Le bienfaiteur (Henri Decoin, 1942)

Un philanthrope qui fait le bonheur d’une petite ville de province est en réalité à la tête d’une bande de malfrats parisiens…

Le scénario de ce vague plagiat de L’étrange monsieur Victor est cousu de fil blanc mais Raimu est très bon. La scène où il supplie le flic de ne pas mettre au courant sa fiancée a beau être attendue, il la joue avec une telle implication émotionnelle qu’elle est difficilement résistible.

Coeurs joyeux (Hanns Schwarz et Max de Vaucorbeil, 1932)

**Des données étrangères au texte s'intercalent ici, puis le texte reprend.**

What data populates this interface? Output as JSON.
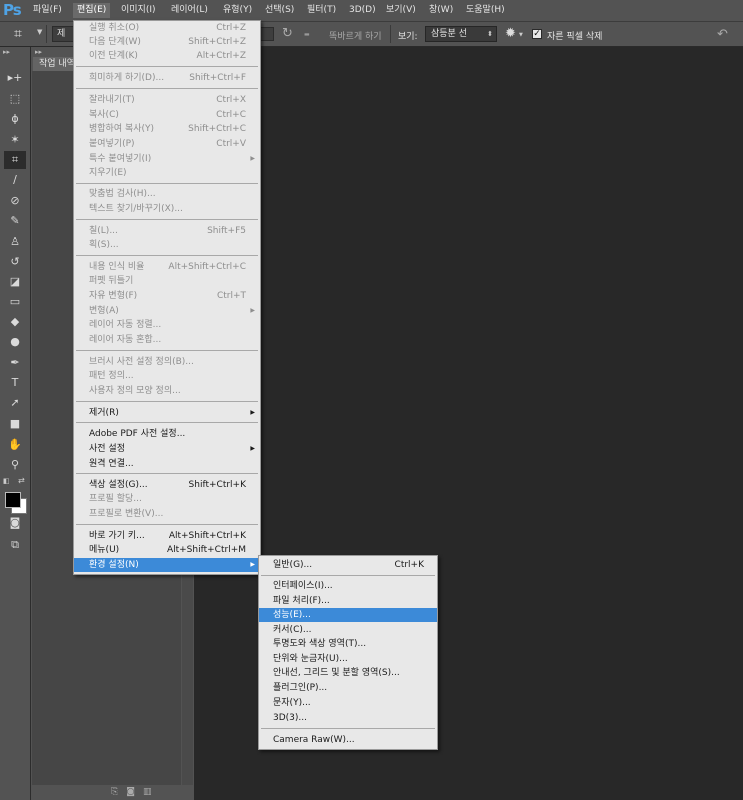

Un projectionniste qui a été forcé à aider des voleurs de bijoux s’entiche de la soeur de leur chef.

Coeurs joyeux est un spectacle ravissant de fraîcheur naïve: la sympathie du couple formé par Jean Gabin et la douce Josseline Gaël, la poésie du découpage, le charme de la musique et la liberté d’un récit qui marie tranquillement lyrisme quotidien à la Frank Borzage (le héros qui moût le café dans des coussins pour ne pas réveiller son invitée !), scènes chantées et péripéties façon Tintin sont autant de qualités qui donnent du corps à un plaisant populisme de bande dessinée tout en faisant oublier les quelques flottements du rythme et de la narration.

La banque Nemo (Marguerite Viel, 1934)

L’ascension d’un arriviste au sein d’une petite banque…

Adaptation d’une pièce au cynisme réjouissant signée Louis Verneuil. La mise en scène de Marguerite Viel (supervisée par Jean Choux) n’apporte aucune plus-value et, dans les rares instants où des trucs sont tentés avec le montage, a plutôt tendance à épaissir le trait (cf l’achat du manteau). Il n’en reste pas moins que La banque Nemo se regarde toujours avec plaisir et que le propos, qui annonce celui du formidable Avec le sourire, n’est pas prêt de vieillir. Extraordinaire scène de conseil des ministres qui fut censurée à la sortie.